Dorchester will soon be feeling the benefits of a new revolutionary pay on exit parking system.
Traders in the town were informed on progress of the planned pilot scheme for the Wollaston Field car park in the town centre amid a host of positive updates at an open meeting of the Dorchester Bid (Business Improvement District).
Project director Phil Gordon said that the Bid had been working with West Dorset District Council to see the scheme, which will be the first of its kind in the country, implemented.
It will use number plate recognition and enable motorists to set up an account so they do not even need to go to a machine to pay for their parking.
Mr Gordon said: “This is a true high-tech solution.
“It will be a first for Dorchester when it comes on line.”
He said the equipment had been secured and it was hoped the scheme would be up and running soon.
Mr Gordon added that when it was fully operational it could also be used by businesses running promotions.
Other positive updates at the meeting included the Bid’s recycling and training initiatives while Mr Gordon added he was also confident of reaching an agreement with the Ministry of Justice for the temporary use of the old Dorchester Prison car park.
He said if an agreement is reached it will be used by workers in the town during the day and residents after 6pm, bringing 50 to 60 parking spaces to the town centre.

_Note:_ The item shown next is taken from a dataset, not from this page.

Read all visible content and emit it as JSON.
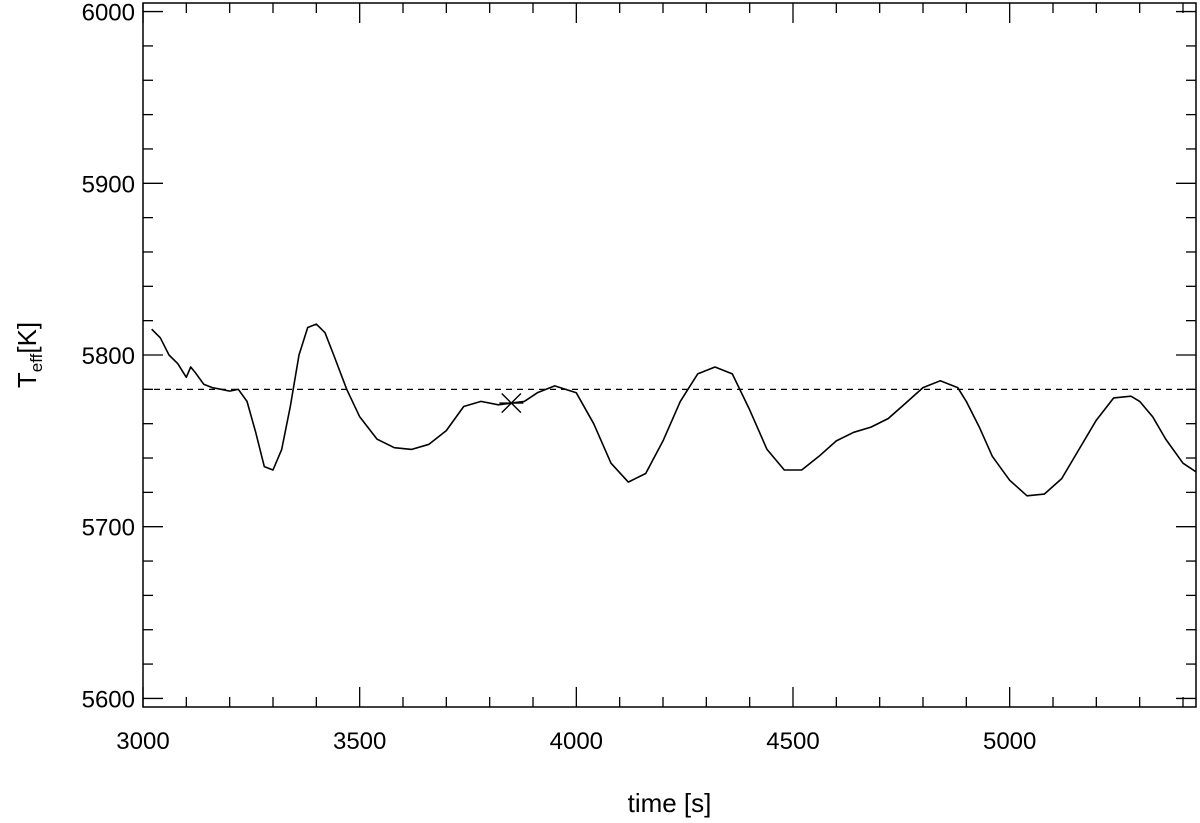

Mr Gordon, who had enlisted the support of West Dorset MP Oliver Letwin in his efforts, said: “The idea is to get the prison car park back into use.”
Mr Gordon said the Bid was also looking to run another summer competition, this time based on summer sports, and was developing a series of Dorset Dialect Trails around the town using words from William Barnes.
The meeting also offered an opportunity for the board and levy payers to welcome new chair Mike Reed and Sian Merriott, while paying tribute to John Fiori.
Mr Fiori had stood in as interim chair following the sad death of chairman Peter Legg last year.
Mr Gordon said: “Can I add a personal thanks to John, who stepped in as chair at an extremely difficult time.”